Snape, Harry, Dumbledore, and flaws in the books
pippin_999
foxmoth at qnet.com
Tue Jul 13 04:28:45 UTC 2004
No: HPFGUIDX 105943
--- In HPforGrownups at yahoogroups.com, "dumbledore11214"
<dumbledore11214 at y...> wrote:
> Pippin wrote previously:
> > > It's also perfectly consistent with a Dumbledore who
believes in letting people make up their own minds and would
rather have people disagree with him and be wrong, than agree
only because he's Albus Dumbledore and he said so.
> > >
>
>
> Dzeytoun:
>
> > This, however, raises problems when compared to JKR's
statement about Dumbledore "is goodness." I'm sorry, but
standing back and watching somebody else bully and
emotionally torment kids just because you would "rather them
disagree and be wrong than agree just because I said so" isn't
goodness to me, and I'm willing to bet real money it isn't
goodness to most other people.
> >
>
>
> Alla:
> What can I say? I would say that it is at least consistent
> with 'teaching students how to deal with nasty people" routine.

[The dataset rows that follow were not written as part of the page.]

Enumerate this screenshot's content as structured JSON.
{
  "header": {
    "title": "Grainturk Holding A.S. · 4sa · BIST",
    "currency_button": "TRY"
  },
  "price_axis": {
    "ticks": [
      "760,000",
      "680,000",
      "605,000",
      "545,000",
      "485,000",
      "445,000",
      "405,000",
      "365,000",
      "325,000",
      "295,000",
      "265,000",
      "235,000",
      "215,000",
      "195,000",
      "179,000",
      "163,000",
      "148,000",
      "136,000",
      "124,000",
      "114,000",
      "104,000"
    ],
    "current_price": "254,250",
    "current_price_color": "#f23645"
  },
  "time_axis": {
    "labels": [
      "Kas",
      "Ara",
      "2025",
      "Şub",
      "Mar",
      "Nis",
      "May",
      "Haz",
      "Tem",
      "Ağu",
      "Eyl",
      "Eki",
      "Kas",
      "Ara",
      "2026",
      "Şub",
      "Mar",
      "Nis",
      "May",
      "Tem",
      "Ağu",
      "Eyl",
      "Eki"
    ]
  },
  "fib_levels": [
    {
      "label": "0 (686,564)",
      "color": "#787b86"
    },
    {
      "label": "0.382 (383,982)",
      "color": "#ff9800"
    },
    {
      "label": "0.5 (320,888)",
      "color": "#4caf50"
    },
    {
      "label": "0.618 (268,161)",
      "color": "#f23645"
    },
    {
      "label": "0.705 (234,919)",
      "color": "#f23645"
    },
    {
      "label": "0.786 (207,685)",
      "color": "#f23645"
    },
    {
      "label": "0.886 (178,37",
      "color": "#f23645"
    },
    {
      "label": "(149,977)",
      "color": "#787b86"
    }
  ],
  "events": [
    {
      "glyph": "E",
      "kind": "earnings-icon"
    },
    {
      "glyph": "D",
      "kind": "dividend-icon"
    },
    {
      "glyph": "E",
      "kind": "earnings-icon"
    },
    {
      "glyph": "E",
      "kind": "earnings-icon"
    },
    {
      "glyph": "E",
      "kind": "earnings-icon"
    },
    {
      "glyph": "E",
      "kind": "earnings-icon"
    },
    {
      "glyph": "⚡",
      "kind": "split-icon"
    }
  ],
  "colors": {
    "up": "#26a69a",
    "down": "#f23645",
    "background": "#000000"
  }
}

If Harry and Neville were showing some sign that they were
suffering "emotional torment " from Snape, I agree Dumbledore
would have to intervene. But they aren't. Dumbledore doesn't
know that he is goodness, so he can't *know* that his values are
superior to Snape's, though he doubtless believes they are.
In the absence of empirical evidence that Snape's teaching
methods are causing harm, what right has Dumbledore got to
experiment on the students by demanding that the teachers
abandon what are, in the WW, accepted ways of teaching?
I understand you are saying that Snape is wrong on principle.
The trouble is, the wizarding world doesn't recognize that
principle. For Dumbledore to impose his personal values on an
employee who is not in a position to disagree with him is also
an abuse of power. In a society that is threatened by Voldemort,
blind obedience to authority is not a trait I would encourage.